If a particular OTA is underperforming relative to others, consider customizing pricing, policies, and messaging by channel — or reallocating availability accordingly. Don’t underestimate the power of refreshing stale listings: a small update to the title, primary photo, or amenities can significantly affect visibility within algorithm-driven search systems.

Use market data to get the facts together

It’s easy to rely on gut feeling, especially when you’ve been in the business for years. But as trends change and the market becomes more unpredictable, data is really the only way to make sure you’re on the right track.

Without benchmarking against hyper-local market data (even if it’s automated), it’s nearly impossible to diagnose underperformance or identify emerging patterns.

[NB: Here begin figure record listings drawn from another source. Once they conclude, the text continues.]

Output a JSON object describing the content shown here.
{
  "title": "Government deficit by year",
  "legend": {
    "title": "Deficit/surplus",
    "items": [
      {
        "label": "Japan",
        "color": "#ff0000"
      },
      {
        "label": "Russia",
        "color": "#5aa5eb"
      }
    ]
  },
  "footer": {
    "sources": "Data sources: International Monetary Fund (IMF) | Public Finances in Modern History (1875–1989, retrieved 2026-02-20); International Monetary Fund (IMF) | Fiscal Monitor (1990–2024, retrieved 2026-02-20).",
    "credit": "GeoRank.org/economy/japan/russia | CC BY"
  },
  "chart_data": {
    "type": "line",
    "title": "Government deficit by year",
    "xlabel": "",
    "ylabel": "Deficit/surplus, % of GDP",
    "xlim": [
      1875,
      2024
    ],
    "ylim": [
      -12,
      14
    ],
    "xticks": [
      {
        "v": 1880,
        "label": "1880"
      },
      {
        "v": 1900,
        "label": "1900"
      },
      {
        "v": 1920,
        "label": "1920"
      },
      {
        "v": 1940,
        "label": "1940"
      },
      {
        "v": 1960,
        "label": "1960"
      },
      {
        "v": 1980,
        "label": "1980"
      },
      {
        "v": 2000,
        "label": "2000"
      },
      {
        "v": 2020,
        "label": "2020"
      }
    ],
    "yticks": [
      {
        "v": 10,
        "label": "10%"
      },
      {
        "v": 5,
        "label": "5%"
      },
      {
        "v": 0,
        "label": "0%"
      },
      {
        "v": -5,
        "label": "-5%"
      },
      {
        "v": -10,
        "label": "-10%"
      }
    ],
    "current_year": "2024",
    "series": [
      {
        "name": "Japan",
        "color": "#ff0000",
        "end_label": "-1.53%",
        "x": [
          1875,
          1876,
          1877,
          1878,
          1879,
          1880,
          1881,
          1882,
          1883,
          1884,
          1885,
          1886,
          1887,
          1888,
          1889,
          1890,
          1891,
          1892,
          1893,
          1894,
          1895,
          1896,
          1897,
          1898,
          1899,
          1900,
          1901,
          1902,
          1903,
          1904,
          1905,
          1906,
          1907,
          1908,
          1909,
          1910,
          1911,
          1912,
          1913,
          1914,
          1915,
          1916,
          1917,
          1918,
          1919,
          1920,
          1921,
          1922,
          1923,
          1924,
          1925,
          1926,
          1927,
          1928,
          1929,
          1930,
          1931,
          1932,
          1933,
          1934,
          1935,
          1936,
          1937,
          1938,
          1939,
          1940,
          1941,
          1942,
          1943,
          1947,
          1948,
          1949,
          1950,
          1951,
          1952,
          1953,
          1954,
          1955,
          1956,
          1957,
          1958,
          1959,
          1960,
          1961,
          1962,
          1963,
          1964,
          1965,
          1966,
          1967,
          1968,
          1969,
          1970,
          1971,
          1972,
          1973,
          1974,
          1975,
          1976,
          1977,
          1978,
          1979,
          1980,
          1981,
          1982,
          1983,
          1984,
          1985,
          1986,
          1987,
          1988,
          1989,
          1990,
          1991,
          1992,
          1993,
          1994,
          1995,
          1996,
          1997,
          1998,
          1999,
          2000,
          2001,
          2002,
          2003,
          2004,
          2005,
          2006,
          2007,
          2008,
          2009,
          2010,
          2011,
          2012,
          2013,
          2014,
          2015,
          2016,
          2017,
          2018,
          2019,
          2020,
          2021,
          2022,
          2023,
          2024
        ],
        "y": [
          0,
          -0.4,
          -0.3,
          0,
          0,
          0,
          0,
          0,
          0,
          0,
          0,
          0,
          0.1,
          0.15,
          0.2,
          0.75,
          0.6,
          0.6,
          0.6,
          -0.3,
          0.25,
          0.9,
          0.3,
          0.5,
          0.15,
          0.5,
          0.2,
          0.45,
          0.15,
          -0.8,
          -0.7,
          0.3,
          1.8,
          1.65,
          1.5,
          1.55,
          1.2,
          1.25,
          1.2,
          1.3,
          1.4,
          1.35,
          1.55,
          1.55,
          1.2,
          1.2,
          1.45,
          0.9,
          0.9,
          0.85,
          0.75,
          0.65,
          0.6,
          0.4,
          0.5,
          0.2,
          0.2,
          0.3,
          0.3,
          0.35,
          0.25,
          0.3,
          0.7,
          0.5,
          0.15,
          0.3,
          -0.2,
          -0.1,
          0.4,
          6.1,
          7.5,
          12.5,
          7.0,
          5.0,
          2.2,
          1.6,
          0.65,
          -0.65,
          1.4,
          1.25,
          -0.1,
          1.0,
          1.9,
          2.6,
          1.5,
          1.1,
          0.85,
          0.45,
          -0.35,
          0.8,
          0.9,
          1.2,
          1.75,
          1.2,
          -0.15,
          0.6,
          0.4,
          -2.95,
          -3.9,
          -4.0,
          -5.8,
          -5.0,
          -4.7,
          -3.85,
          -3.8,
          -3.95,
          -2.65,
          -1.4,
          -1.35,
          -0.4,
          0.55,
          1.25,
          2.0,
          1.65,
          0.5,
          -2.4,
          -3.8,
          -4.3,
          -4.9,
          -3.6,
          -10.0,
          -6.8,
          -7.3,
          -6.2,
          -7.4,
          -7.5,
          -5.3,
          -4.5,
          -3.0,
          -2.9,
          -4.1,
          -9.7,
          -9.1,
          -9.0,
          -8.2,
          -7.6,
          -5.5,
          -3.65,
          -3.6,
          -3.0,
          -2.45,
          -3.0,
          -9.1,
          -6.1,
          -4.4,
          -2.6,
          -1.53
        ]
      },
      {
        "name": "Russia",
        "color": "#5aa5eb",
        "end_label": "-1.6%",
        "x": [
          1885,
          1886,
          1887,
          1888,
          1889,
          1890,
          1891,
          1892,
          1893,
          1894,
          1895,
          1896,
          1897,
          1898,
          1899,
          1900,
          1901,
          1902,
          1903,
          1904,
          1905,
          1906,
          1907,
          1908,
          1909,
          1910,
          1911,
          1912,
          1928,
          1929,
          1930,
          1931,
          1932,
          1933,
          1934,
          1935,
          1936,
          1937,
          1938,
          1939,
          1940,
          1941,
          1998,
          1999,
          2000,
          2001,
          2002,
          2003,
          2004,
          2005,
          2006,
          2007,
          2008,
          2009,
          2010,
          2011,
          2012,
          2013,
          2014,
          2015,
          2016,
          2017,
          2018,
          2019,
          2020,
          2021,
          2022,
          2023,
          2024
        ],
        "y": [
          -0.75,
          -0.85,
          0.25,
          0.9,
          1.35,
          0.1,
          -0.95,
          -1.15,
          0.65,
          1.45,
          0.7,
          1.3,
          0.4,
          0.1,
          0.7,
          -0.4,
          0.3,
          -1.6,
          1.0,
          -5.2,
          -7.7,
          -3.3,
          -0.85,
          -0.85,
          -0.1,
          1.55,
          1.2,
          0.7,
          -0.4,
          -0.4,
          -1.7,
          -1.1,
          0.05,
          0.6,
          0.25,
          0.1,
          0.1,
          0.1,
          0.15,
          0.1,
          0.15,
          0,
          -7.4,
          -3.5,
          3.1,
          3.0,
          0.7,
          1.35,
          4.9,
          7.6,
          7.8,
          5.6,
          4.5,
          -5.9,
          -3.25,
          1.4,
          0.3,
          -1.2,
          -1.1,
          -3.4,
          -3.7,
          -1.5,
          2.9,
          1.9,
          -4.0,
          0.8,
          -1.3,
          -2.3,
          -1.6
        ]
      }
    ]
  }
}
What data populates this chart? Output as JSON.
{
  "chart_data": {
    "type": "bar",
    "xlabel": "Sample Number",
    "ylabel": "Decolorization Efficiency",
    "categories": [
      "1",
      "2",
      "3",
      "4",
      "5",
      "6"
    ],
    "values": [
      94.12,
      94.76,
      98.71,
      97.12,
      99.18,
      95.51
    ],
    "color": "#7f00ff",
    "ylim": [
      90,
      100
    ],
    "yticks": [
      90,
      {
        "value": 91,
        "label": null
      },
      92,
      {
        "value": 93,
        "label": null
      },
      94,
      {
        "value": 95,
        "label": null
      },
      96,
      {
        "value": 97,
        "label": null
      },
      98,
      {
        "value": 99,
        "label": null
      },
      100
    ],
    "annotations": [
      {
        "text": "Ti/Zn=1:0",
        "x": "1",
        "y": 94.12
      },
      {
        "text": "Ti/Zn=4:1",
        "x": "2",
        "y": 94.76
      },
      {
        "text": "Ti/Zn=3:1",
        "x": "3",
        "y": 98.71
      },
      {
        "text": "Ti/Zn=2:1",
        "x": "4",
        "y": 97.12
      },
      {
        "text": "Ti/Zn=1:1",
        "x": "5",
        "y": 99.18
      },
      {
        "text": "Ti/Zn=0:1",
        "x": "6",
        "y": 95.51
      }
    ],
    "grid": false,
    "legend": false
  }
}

  • Occupancy benchmarks: Are comparable properties booked for dates that yours aren’t? If so, what differentiates them — price, amenities, cancellation policy?
  • Property type demand: Has guest demand shifted toward different unit sizes or configurations (e.g., 1-bed units over 3-bed homes)? How does this look different for different seasons? 
  • Events: Are there upcoming festivals, holidays, or regional events boosting bookings nearby that you’ve overlooked? Or maybe not as much demand for those events as you were expecting? A festival that previously drove bookings might have moved dates, lost popularity, or become more last-minute — so don’t rely on history alone.

Using this intelligence helps identify which levers to pull — whether that’s adjusting your pricing strategy, marketing to repeat guests, or even rethinking your decor.

A Slow Start Isn’t a Final Outcome

Even in softer seasons, there are always winners – but there are also always losers. The key to emerging victorious is to replace reactive tactics with data-backed, property-specific adjustments. That means resisting the urge to drop prices manually, knowing what signs mean your human touch is needed, auditing and optimizing channel strategies, and constantly benchmarking performance against current, local market realities.

A sluggish early season doesn’t mean the summer is lost — but it does require proactive management, strategic flexibility, and close attention to demand signals that may look different than they did a year ago.